3.初恋終わる。だけど
さよなら会は、何人かの生徒達の演奏の後、ラストに僕とお姉さんは、連弾を無事終えた。
「ノーミスじゃん!」
「美和ちゃん上手だったよー!」
「颯君カッコイイ!」
皆、といっても今回集まったのは、夏休みもあって全員で6人くらいだ。でも皆はたくさん拍手をしてくれた。いつもなら曜日も時間もバラバラで、しかも子供達だけでなんてめったにないから参加できてよかった。
先生がお姉さんの背中をパシパシ叩く。
その顔はとても嬉しそうだ。
「よかったわよ!どうなるかと思っていたけど。特に美和ちゃんが」
「ですよね! 頑張りましたもん私! というか先生! ちょっとひどいっ!」
「褒めているのよ。颯くんも忙しいのに、よかったわ。途中美和ちゃんがテンポがずれそうになった時、上手くひっぱって立て直してあげたのは凄いわ」
「う~。確かに颯くんのお陰でミスしなかった! ありがとう! はい!」
「えっ」
お姉さんが椅子から降り楽譜を持つ僕に手を出してきた。
パチン
最初で最後のハイタッチは軽い音が鳴った。
「じゃあ、皆で向こうでお菓子食べましょうか。今日は特別に豪華なのよ」
「わー嬉しい!」
「え~ケーキかなぁ」
「俺、ポテトチップス!」
「お菓子なんだろうね。颯くんもいこ!」
「…はい」
結局、僕は凄く悩んで考えたプレゼントをお姉さんに渡すのが精一杯だった。
こうして、あまりにも急に僕の初恋は終わった。
その日の夜ダイニングのテーブルの上に問題用紙を広げ勉強していた僕にお母さんが話しかけてきた。
「進まないんなら、もう今日はやめたら?」
「解いてるよ」
「でも、ずっと同じとこで止まっているみたいだけど」
「うるさいなぁ」
話しかけられるのが嫌でつい声が大きくなった。僕は、もう話したくなくてノートを閉じ紙をクリアファイルにいれ片付けて立ち上がった。その時にお母さんに一言いわれた。
「縁があれば、必ず会えるわよ」
コーヒーを飲みながらチョコレートを食べるお母さんは、いつもの、ふざけた顔じゃなかった。

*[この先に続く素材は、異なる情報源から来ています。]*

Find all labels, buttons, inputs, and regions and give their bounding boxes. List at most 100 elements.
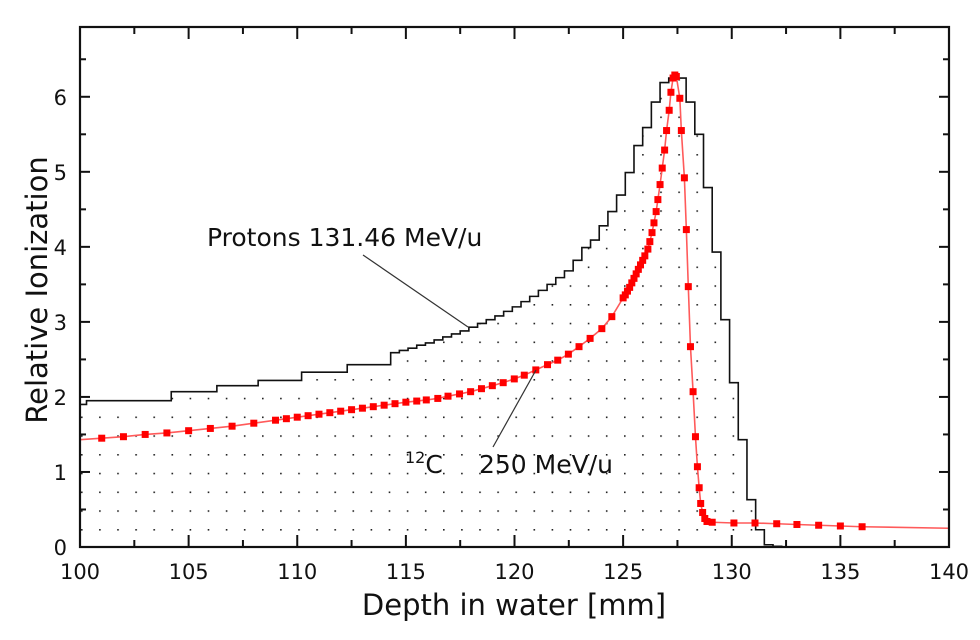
carbon-data-point (598, 325, 606, 333)
x-tick-label: 140 (929, 560, 969, 584)
carbon-data-point (632, 270, 640, 278)
carbon-mass-number: 12 (405, 448, 425, 467)
carbon-symbol: C (425, 450, 442, 479)
carbon-data-point (695, 484, 703, 492)
carbon-data-point (628, 279, 636, 287)
carbon-data-point (639, 256, 647, 264)
proton-annotation: Protons 131.46 MeV/u (207, 223, 482, 252)
carbon-data-point (206, 424, 214, 432)
x-tick-label: 130 (712, 560, 752, 584)
carbon-data-point (641, 252, 649, 260)
carbon-data-point (637, 261, 645, 269)
carbon-data-point (751, 519, 759, 527)
x-axis-title: Depth in water [mm] (362, 588, 666, 622)
carbon-data-point (293, 413, 301, 421)
carbon-data-point (654, 196, 662, 204)
y-tick-labels: 0 1 2 3 4 5 6 (54, 86, 67, 560)
carbon-data-point (98, 434, 106, 442)
carbon-data-point (676, 94, 684, 102)
carbon-data-point (680, 174, 688, 182)
carbon-data-point (434, 394, 442, 402)
carbon-data-point (836, 522, 844, 530)
carbon-data-point (623, 287, 631, 295)
carbon-data-point (315, 410, 323, 418)
y-axis-title: Relative Ionization (20, 156, 54, 423)
carbon-data-point (626, 283, 634, 291)
carbon-data-point (544, 361, 552, 369)
carbon-data-point (477, 385, 485, 393)
proton-histogram-series (79, 77, 783, 548)
carbon-data-point (650, 219, 658, 227)
carbon-data-point (337, 407, 345, 415)
carbon-data-point (658, 164, 666, 172)
x-tick-label: 110 (277, 560, 317, 584)
carbon-data-point (691, 433, 699, 441)
carbon-data-point (815, 521, 823, 529)
carbon-data-point (621, 291, 629, 299)
y-tick-label: 2 (54, 386, 67, 410)
carbon-data-point (703, 517, 711, 525)
carbon-data-point (488, 382, 496, 390)
carbon-data-point (564, 350, 572, 358)
y-tick-label: 3 (54, 311, 67, 335)
carbon-data-point (682, 226, 690, 234)
carbon-data-point (773, 520, 781, 528)
carbon-data-point (686, 343, 694, 351)
x-tick-label: 105 (169, 560, 209, 584)
carbon-data-point (699, 508, 707, 516)
y-tick-label: 1 (54, 461, 67, 485)
carbon-series-markers (98, 71, 866, 531)
carbon-data-point (708, 518, 716, 526)
carbon-data-point (634, 265, 642, 273)
carbon-data-point (672, 73, 680, 81)
carbon-data-point (141, 430, 149, 438)
carbon-data-point (677, 127, 685, 135)
carbon-data-point (697, 499, 705, 507)
carbon-data-point (272, 416, 280, 424)
carbon-data-point (510, 375, 518, 383)
y-tick-label: 6 (54, 86, 67, 110)
carbon-data-point (652, 208, 660, 216)
carbon-data-point (644, 245, 652, 253)
carbon-data-point (656, 181, 664, 189)
carbon-data-point (689, 388, 697, 396)
carbon-data-point (467, 388, 475, 396)
carbon-data-point (858, 523, 866, 531)
carbon-energy-annotation: 250 MeV/u (479, 450, 613, 479)
carbon-data-point (163, 429, 171, 437)
carbon-data-point (608, 313, 616, 321)
carbon-data-point (586, 334, 594, 342)
carbon-data-point (304, 412, 312, 420)
carbon-data-point (358, 404, 366, 412)
carbon-data-point (119, 433, 127, 441)
carbon-data-point (630, 274, 638, 282)
x-tick-label: 120 (494, 560, 534, 584)
carbon-leader-line (492, 369, 537, 448)
carbon-data-point (661, 146, 669, 154)
carbon-data-point (422, 396, 430, 404)
carbon-data-point (444, 392, 452, 400)
y-tick-label: 5 (54, 161, 67, 185)
carbon-data-point (250, 419, 258, 427)
carbon-data-point (185, 427, 193, 435)
carbon-data-point (663, 127, 671, 135)
carbon-data-point (575, 343, 583, 351)
y-tick-label: 0 (54, 536, 67, 560)
carbon-annotation: 12C (405, 448, 443, 479)
carbon-data-point (693, 463, 701, 471)
carbon-data-point (667, 88, 675, 96)
carbon-data-point (730, 519, 738, 527)
carbon-data-point (348, 406, 356, 414)
plot-frame (78, 25, 951, 549)
carbon-data-point (520, 371, 528, 379)
carbon-data-point (499, 379, 507, 387)
carbon-data-point (326, 409, 334, 417)
x-tick-label: 115 (386, 560, 426, 584)
proton-leader-line (362, 254, 469, 328)
carbon-data-point (648, 229, 656, 237)
carbon-data-point (665, 106, 673, 114)
carbon-data-point (282, 415, 290, 423)
carbon-data-point (684, 283, 692, 291)
carbon-data-point (369, 403, 377, 411)
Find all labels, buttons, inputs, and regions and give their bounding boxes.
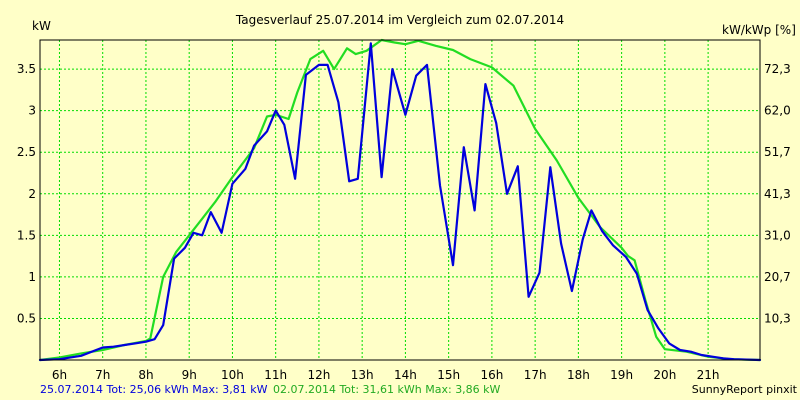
footer-summary: 25.07.2014 Tot: 25,06 kWh Max: 3,81 kW 0… [40, 383, 501, 396]
y-tick-label-left: 1 [28, 270, 36, 284]
x-tick-label: 14h [394, 368, 417, 382]
x-tick-label: 11h [264, 368, 287, 382]
x-tick-label: 7h [95, 368, 110, 382]
x-tick-label: 12h [307, 368, 330, 382]
y-tick-label-right: 20,7 [764, 270, 791, 284]
y-tick-label-left: 3.5 [17, 62, 36, 76]
series-line-25-07-2014 [38, 42, 762, 362]
x-tick-label: 6h [52, 368, 67, 382]
x-tick-label: 16h [480, 368, 503, 382]
y-tick-label-left: 2.5 [17, 145, 36, 159]
y-tick-label-right: 41,3 [764, 187, 791, 201]
y-tick-label-left: 0.5 [17, 311, 36, 325]
y-tick-label-left: 2 [28, 187, 36, 201]
right-axis-unit: kW/kWp [%] [722, 23, 796, 37]
x-tick-label: 20h [653, 368, 676, 382]
x-tick-label: 17h [524, 368, 547, 382]
left-axis-unit: kW [32, 19, 51, 33]
y-tick-label-left: 1.5 [17, 228, 36, 242]
x-tick-label: 18h [567, 368, 590, 382]
x-tick-label: 21h [697, 368, 720, 382]
y-tick-label-right: 62,0 [764, 104, 791, 118]
footer-credit: SunnyReport pinxit [692, 383, 798, 396]
footer-series1-summary: 25.07.2014 Tot: 25,06 kWh Max: 3,81 kW [40, 383, 268, 396]
plot-frame [39, 39, 761, 361]
y-tick-label-right: 31,0 [764, 228, 791, 242]
x-tick-label: 19h [610, 368, 633, 382]
chart-title: Tagesverlauf 25.07.2014 im Vergleich zum… [235, 13, 564, 27]
y-tick-label-right: 72,3 [764, 62, 791, 76]
footer-series2-summary: 02.07.2014 Tot: 31,61 kWh Max: 3,86 kW [273, 383, 501, 396]
y-tick-label-right: 51,7 [764, 145, 791, 159]
x-tick-label: 10h [221, 368, 244, 382]
y-tick-label-right: 10,3 [764, 311, 791, 325]
series-line-02-07-2014 [38, 38, 762, 362]
x-tick-label: 15h [437, 368, 460, 382]
x-tick-label: 9h [182, 368, 197, 382]
x-tick-label: 8h [138, 368, 153, 382]
x-tick-label: 13h [351, 368, 374, 382]
y-tick-label-left: 3 [28, 104, 36, 118]
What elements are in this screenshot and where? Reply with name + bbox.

大人の、なにもかもわかっているようなムカつくけど子供の僕には敵わない。そんな顔をしていた。
何故かまた、わからない悔しさを感じた。
あれから10年以上が過ぎた頃、大人と話す時だけ「僕」といっていたのが、いつからか「俺」「私」にかわり日々を忙しく生きている俺は、ある日、運命としかいいようのない出来事に遭遇した。